Viernes 14 de abril del 2000. Teatro Melico Salazar 8. p.m.
Toda creación artística tiene explícito o implícito el motivo del cual parte el autor, para establecer, con sus imágenes, una comunicación con el público.
Dependiendo del talento artístico, esta comunicación satisface a muchos de sus interlocutores o simplemente no trasciende, y el acto creativo se queda en una pura demostración técnica.
Además el artista puede elegir, y ubicar su obra dentro de una tendencia que privilegia lo narrativo, discursivo, figurativo o simplemente, desarrollar su trabajo desde la abstracción.
En el caso de esta producción franco-guatemalteca, el coreógrafo Ivan Favier se inclina por tomar como punto de partida un trabajo del pintor guatemalteco Francisco Tun, obra que da nombre a la danza.

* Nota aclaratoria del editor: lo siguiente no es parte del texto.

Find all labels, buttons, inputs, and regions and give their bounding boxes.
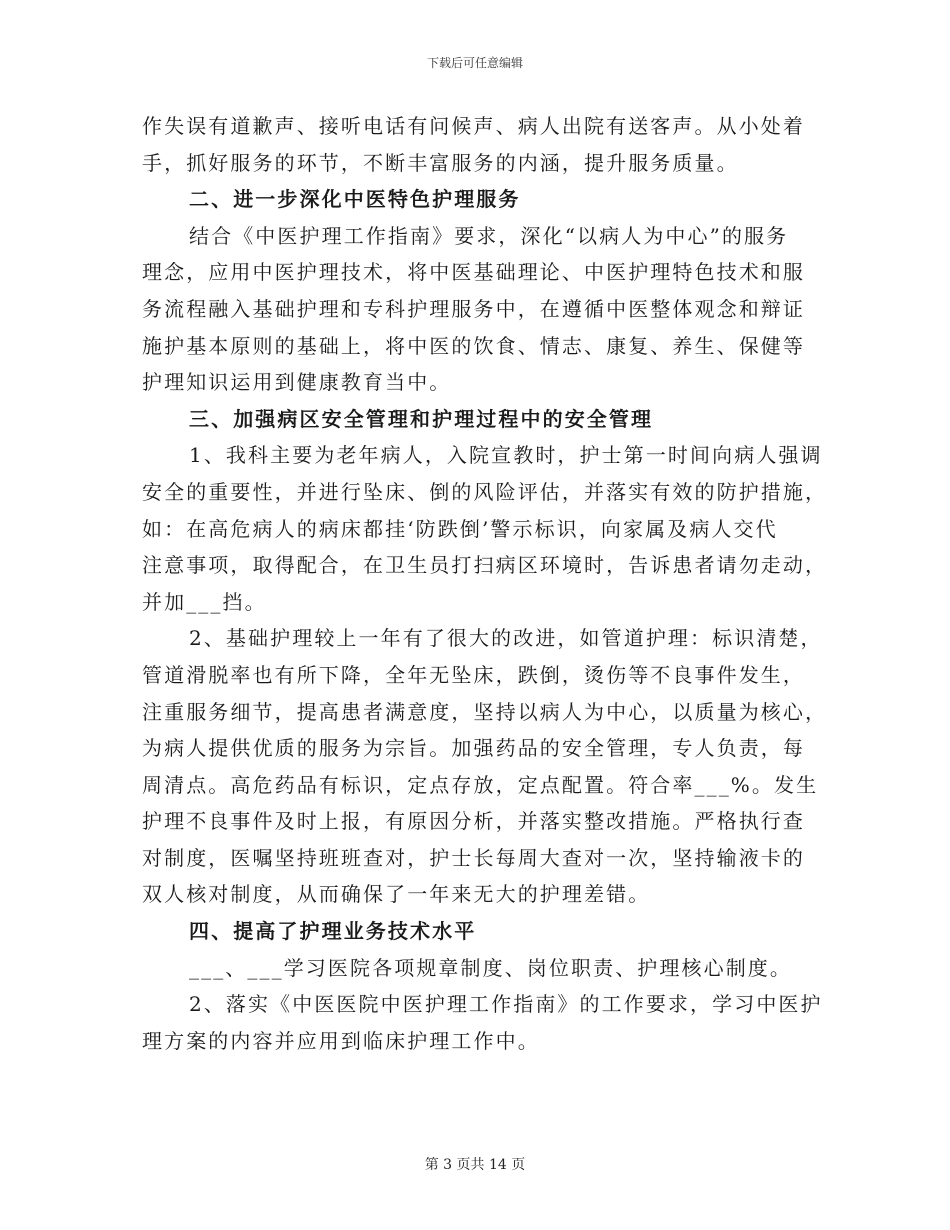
body-text-line: 理念，应用中医护理技术，将中医基础理论、中医护理特色技术和服 — [142, 260, 805, 285]
body-text-line: 如：在高危病人的病床都挂‘防跌倒’警示标识，向家属及病人交代 — [142, 516, 778, 541]
body-text-line: 1、我科主要为老年病人，入院宣教时，护士第一时间向病人强调 — [189, 443, 823, 468]
body-text-line: 2、落实《中医医院中医护理工作指南》的工作要求，学习中医护 — [189, 992, 823, 1017]
page-number: 第 3 页共 14 页 — [424, 1157, 526, 1173]
section-heading: 二、进一步深化中医特色护理服务 — [189, 187, 521, 212]
body-text-line: 管道滑脱率也有所下降，全年无坠床，跌倒，烫伤等不良事件发生， — [142, 662, 805, 687]
body-text-line: 手，抓好服务的环节，不断丰富服务的内涵，提升服务质量。 — [142, 150, 739, 175]
body-text-line: 理方案的内容并应用到临床护理工作中。 — [142, 1028, 540, 1053]
body-text-line: 务流程融入基础护理和专科护理服务中，在遵循中医整体观念和辩证 — [142, 296, 805, 321]
document-body — [142, 108, 832, 1059]
body-text-line: 安全的重要性，并进行坠床、倒的风险评估，并落实有效的防护措施， — [142, 479, 828, 504]
body-text-line: 注意事项，取得配合，在卫生员打扫病区环境时，告诉患者请勿走动， — [142, 553, 828, 578]
body-text-line: 为病人提供优质的服务为宗旨。加强药品的安全管理，专人负责，每 — [142, 736, 805, 761]
section-heading: 三、加强病区安全管理和护理过程中的安全管理 — [189, 406, 654, 431]
body-text-line: 作失误有道歉声、接听电话有问候声、病人出院有送客声。从小处着 — [142, 114, 805, 138]
body-text-line: 对制度，医嘱坚持班班查对，护士长每周大查对一次，坚持输液卡的 — [142, 845, 805, 870]
body-text-line: 并加___挡。 — [142, 589, 267, 614]
body-text-line: 护理知识运用到健康教育当中。 — [142, 370, 452, 395]
body-text-line: 施护基本原则的基础上，将中医的饮食、情志、康复、养生、保健等 — [142, 333, 805, 358]
page-header-note: 下载后可任意编辑 — [426, 56, 523, 70]
section-heading: 四、提高了护理业务技术水平 — [189, 919, 477, 944]
body-text-line: 结合《中医护理工作指南》要求，深化“以病人为中心”的服务 — [189, 223, 789, 248]
body-text-line: 2、基础护理较上一年有了很大的改进，如管道护理：标识清楚， — [189, 626, 823, 651]
body-text-line: ___、___学习医院各项规章制度、岗位职责、护理核心制度。 — [189, 955, 792, 980]
body-text-line: 注重服务细节，提高患者满意度，坚持以病人为中心，以质量为核心， — [142, 699, 828, 724]
body-text-line: 双人核对制度，从而确保了一年来无大的护理差错。 — [142, 882, 651, 907]
body-text-line: 护理不良事件及时上报，有原因分析，并落实整改措施。严格执行查 — [142, 809, 805, 834]
body-text-line: 周清点。高危药品有标识，定点存放，定点配置。符合率___%。发生 — [142, 772, 819, 797]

Esta pintura que apenas sugiere con sus austeras líneas y grandes campos de color amarillo, sirve de telón de fondo al espacio, donde los bailarines tridimensionan con sus cuerpos lo que el coreógrafo plantea.

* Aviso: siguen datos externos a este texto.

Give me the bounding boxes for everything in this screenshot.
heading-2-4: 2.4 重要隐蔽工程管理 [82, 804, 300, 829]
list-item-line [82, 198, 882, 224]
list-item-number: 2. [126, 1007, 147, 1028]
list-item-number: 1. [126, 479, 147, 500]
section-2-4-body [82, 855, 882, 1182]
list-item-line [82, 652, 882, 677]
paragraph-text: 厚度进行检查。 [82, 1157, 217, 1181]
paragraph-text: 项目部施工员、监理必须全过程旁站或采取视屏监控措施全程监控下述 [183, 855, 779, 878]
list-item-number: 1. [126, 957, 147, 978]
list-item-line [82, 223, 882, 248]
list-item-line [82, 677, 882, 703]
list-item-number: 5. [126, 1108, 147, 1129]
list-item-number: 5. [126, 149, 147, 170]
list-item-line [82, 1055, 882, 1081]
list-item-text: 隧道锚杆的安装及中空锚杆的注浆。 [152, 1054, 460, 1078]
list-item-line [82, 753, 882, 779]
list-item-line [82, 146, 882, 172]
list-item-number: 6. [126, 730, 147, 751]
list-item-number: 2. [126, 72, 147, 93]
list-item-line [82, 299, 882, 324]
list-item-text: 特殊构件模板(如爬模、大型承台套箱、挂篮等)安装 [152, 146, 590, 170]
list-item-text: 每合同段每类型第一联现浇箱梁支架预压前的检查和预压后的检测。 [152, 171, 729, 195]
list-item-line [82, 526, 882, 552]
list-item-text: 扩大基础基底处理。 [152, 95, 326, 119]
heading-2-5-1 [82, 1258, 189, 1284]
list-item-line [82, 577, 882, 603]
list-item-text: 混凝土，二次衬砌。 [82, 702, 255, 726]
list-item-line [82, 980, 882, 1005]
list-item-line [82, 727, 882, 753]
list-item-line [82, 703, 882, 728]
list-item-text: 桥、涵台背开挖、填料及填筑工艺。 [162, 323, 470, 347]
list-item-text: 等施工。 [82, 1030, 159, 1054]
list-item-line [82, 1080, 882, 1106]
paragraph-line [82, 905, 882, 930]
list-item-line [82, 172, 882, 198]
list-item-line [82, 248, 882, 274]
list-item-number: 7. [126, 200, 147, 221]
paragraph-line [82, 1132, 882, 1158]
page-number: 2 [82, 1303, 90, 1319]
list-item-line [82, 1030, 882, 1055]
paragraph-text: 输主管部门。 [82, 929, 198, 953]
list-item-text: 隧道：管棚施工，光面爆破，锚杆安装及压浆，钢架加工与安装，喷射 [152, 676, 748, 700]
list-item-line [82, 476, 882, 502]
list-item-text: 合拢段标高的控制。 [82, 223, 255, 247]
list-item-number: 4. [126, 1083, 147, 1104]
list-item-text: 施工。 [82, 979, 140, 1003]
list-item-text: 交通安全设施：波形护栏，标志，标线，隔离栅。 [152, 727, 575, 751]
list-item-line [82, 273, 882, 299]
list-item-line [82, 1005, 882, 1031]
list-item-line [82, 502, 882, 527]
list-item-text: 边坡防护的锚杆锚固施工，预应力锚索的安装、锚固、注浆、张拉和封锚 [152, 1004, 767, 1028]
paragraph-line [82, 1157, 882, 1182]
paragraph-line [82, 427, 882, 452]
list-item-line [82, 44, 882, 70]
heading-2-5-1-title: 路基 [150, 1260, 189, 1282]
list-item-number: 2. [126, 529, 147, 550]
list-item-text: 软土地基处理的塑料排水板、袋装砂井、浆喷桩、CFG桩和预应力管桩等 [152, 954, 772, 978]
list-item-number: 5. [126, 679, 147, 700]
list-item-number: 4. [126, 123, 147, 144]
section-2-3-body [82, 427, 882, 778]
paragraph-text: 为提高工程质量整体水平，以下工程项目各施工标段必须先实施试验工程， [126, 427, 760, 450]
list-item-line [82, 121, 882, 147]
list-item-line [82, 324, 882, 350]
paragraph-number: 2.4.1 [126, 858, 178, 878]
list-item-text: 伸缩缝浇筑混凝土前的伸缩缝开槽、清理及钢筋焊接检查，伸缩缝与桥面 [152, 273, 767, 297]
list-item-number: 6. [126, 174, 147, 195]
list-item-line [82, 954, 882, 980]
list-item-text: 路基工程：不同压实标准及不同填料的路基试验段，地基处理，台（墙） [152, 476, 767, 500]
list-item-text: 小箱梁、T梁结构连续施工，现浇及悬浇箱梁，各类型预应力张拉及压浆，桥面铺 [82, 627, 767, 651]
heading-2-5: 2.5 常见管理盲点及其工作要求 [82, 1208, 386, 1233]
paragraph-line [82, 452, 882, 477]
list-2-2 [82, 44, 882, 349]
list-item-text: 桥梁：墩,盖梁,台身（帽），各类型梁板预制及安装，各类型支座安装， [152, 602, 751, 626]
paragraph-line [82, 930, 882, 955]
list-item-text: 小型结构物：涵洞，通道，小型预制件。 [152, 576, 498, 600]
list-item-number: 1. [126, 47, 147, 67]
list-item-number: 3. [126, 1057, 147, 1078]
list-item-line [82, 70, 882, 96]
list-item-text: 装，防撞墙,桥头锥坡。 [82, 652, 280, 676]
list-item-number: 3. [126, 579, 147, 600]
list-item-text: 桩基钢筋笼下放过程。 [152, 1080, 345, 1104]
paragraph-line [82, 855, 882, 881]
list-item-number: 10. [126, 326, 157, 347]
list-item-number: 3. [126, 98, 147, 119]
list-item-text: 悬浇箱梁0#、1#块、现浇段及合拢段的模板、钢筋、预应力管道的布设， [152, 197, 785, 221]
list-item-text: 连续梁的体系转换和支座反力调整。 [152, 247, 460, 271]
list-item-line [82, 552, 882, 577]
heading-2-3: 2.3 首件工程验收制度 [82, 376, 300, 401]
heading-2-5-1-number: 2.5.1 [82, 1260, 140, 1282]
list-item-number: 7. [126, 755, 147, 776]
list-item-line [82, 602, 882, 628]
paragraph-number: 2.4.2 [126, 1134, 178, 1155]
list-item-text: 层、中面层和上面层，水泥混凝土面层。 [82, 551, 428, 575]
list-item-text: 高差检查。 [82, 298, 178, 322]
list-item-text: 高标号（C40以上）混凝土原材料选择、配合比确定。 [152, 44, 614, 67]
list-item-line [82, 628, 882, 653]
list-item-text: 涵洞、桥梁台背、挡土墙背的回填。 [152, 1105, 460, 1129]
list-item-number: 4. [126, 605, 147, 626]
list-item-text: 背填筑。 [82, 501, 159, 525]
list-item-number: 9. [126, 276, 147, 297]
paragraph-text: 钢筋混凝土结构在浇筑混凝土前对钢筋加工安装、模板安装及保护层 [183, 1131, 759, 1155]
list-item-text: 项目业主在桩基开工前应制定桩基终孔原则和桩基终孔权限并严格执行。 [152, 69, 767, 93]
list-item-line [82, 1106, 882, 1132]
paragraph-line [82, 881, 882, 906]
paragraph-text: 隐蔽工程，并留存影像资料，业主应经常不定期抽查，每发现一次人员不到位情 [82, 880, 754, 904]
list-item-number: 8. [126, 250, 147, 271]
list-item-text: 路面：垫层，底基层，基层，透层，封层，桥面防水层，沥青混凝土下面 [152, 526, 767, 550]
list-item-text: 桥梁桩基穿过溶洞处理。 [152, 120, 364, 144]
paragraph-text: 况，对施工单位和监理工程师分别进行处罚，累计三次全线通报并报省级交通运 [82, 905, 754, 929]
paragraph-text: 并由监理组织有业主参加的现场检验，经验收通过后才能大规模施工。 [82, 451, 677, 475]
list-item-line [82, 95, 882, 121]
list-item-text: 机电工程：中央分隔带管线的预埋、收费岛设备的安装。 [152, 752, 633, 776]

Sin duda, Mi casa no amarilla constituye una obra en la que hay mucho trabajo. En ella, su creador, el francés Ivan Favier, se encargó de realizar, además de los movimientos, la escenografía y la banda sonora (combinación de varios compositores y efectos de sonido). Sin embargo, su planteamiento termina haciendo, de su casa, un espacio vacío de situaciones contrastantes. La emociones son mediatizadas por los efectismos de la técnica de los bailarines y las pasiones o sentimientos no se asoman.
La propuesta pareciera ser un esbozo, elemento que es reforzado por el vestuario que tiene ropa de uso cotidiano o de trabajo de los bailarines, todo esto, en coherencia con las imágenes de la pintura de Tun.
Ya que el aspecto temático no es el fuerte de la obra, cabe destacar el papel de los bailarines, en el ámbito interpretativo.
El elenco no es parejo. Las mujeres son técnicamente más fuertes que el varón; sin embargo, no todas logran interpretar sus movimientos con una carga emotiva balanceada. Melanie Ríos, desde el principio de la coreografía, logra cautivar al espectador con su proyección, mientras que las otras dos bailarinas se desenvuelven con cierta frialdad reforzada por el virtuosismo corporal.
En general, la cualidad de movimiento que Favier plantea es interesante. Una combinación de movimientos acrobáticos entretejidos por gestos y fraseos a tiempo de adagio, apoyados en pasos clásicos y alternados con variaciones de cierta reiteración, los cuales son evidentes, especialmente en los unísonos.
Pero, gran parte de la obra, parece ser un pretexto para la exploración de la dinámica de la energía, como algunos de los trabajos que realizaron en los años 70, los principales representantes del movimiento posmodernista de la danza norteamericana.